Médicos documentado o espirro arrepiante este mês na revista Emerging Infectious Diseases. As cavidades nasais e sinusais da mulher de 58 anos foram infestadas por larvas de moscas-ovelhas capturadas ao ar livre. Apesar da descoberta horrível, os médicos extraíram com segurança todos os seus hóspedes indesejados, sem complicações.
“Ela foi tratada com descongestionantes nasais e se recuperou completamente”, escreveram.
“Vermes” do nariz
De acordo com o relatório, a mulher estava trabalhando ao ar livre próximo a um campo de ovelhas em um dia quente de setembro do ano passado, quando notou moscas fervilhando ao seu redor.
Cerca de uma semana depois, ela começou a sentir uma dor cada vez pior no maxilar. Nas duas a três semanas seguintes, ela também desenvolveu fortes ataques de tosse, mas nenhum outro sintoma. Finalmente, um dia, ela espirrou e – em suas próprias palavras – “vermes” começaram a sair de seu nariz. Ela procurou atendimento médico logo em seguida, onde foi examinada por um especialista em ouvido, nariz e garganta. Os chamados vermes eram na verdade larvas, ou larvas de mosca, e o médico retirou 10 larvas contorcidas de estágios variados junto com uma pupa de seu seio maxilar.

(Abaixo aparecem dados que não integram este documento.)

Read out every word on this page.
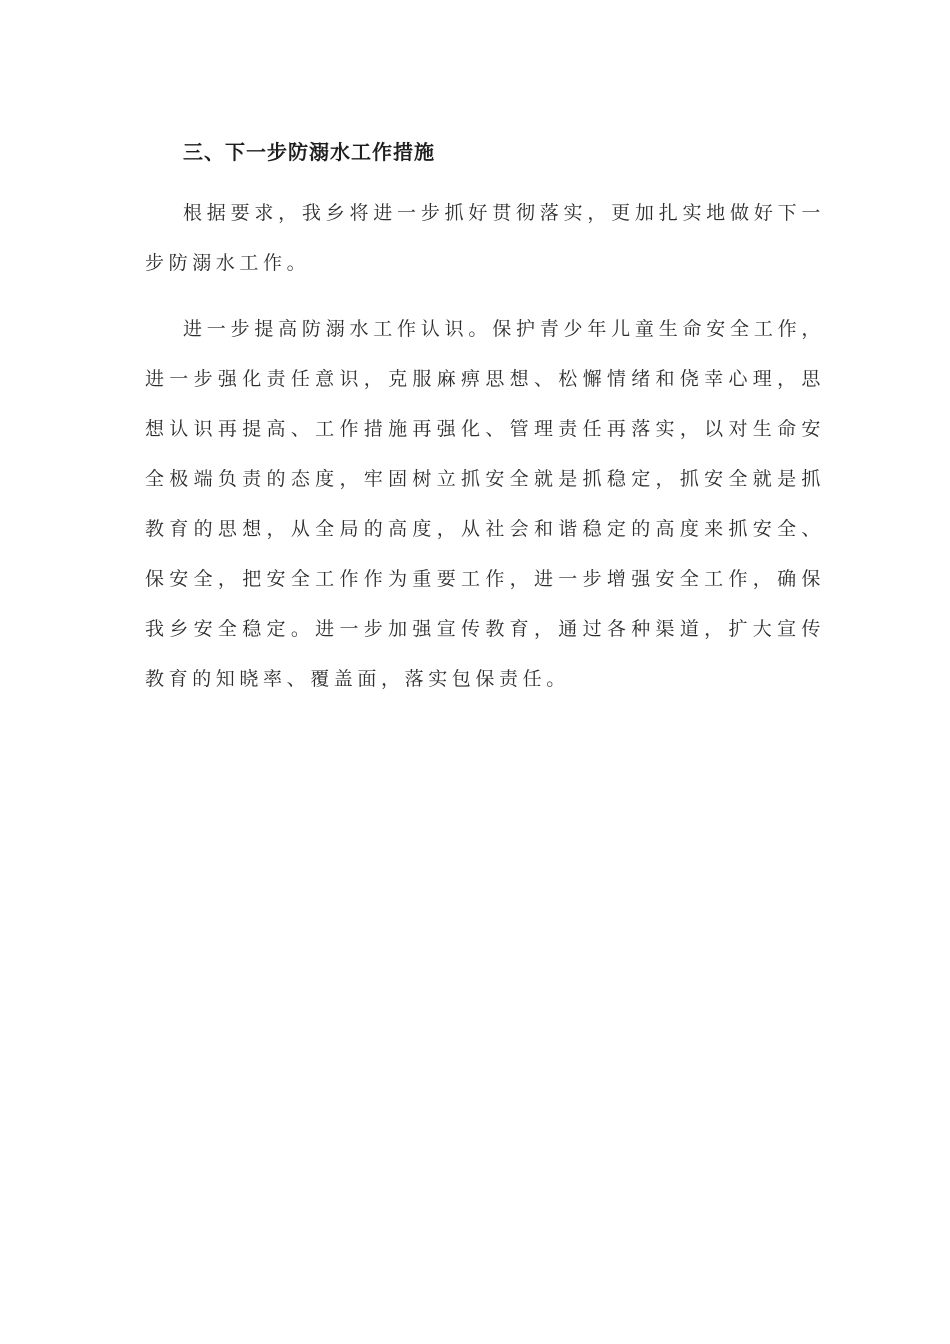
三、下一步防溺水工作措施

根据要求，我乡将进一步抓好贯彻落实，更加扎实地做好下一步防溺水工作。

进一步提高防溺水工作认识。保护青少年儿童生命安全工作，进一步强化责任意识，克服麻痹思想、松懈情绪和侥幸心理，思想认识再提高、工作措施再强化、管理责任再落实，以对生命安全极端负责的态度，牢固树立抓安全就是抓稳定，抓安全就是抓教育的思想，从全局的高度，从社会和谐稳定的高度来抓安全、保安全，把安全工作作为重要工作，进一步增强安全工作，确保我乡安全稳定。进一步加强宣传教育，通过各种渠道，扩大宣传教育的知晓率、覆盖面，落实包保责任。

Após um exame mais detalhado, as larvas foram identificadas como sendo de Estro ovistambém conhecido como o robô ovelha voa.
“Biologicamente implausível”
Como o seu nome comum indica, estas moscas são geralmente uma ovelha problema.
As moscas depositam larvas de primeiro estágio dentro das narinas das ovelhas, que então migram para os seios nasais próximos e crescem até o terceiro estágio de vida. Nesse ponto, os vermes normalmente voltam às narinas para serem espirrados, onde se enterram no solo e se transformam em pupas, o estágio de vida em casulo praticado por alguns outros insetos, como as borboletas. Finalmente, eles explodem como moscas adultas, prontas para recomeçar o ciclo.
Sabe-se que as infestações humanas pela mosca-robô-ovelha ocorrem raramente, mas este caso é talvez o mais estranho já documentado, e não apenas pelos espirros das larvas.
Para começar, os humanos são um hospedeiro acidental e sem saída para a mosca. Na maioria dos casos registrados, as larvas não amadurecem além do primeiro estágio de vida dentro das pessoas antes de morrerem ou serem descobertas. Mais recentemente, houve alguns relatos de larvas que infestam humanos, encontradas na terceira fase da vida, geralmente em pessoas com sistema imunológico enfraquecido. Mas este é o primeiro caso de uma pupa O. ovis encontrado dentro de uma pessoa – algo que é considerado “biologicamente implausível” de acontecer em qualquer hospedeiro mamífero, dizem os autores do relato de caso.
Normalmente, nossos seios da face simplesmente não atendem à temperatura, umidade ou outras condições corretas que levariam a uma O. ovis larva para começar a se transformar em pupa. A mulher tinha um desvio grave de septo, observam os autores. Portanto, a estrutura nasal incomum da mulher, juntamente com uma infestação incomumente intensa e outros fatores desconhecidos, podem ter criado as condições perfeitas para que um evento tão raro acontecesse.
Por outro lado, muito mais assustador, os médicos também especulam que “este caso pode representar uma indicação precoce de adaptação evolutiva, permitindo O. ovis parasitas para completar seu ciclo de vida em humanos.” Amável.
Em qualquer dos cenários, dizem os médicos, são necessários mais casos e dados para compreender como este tipo de infestação pode ter acontecido, e aconselham outros médicos em áreas endémicas a estarem conscientes da possibilidade destas infecções.
Pessoalmente, espero profundamente que este não seja o cenário em que as moscas-robôs-ovelhas estão evoluindo para nos transformar em hospedeiros comuns de seus vermes intrometidos.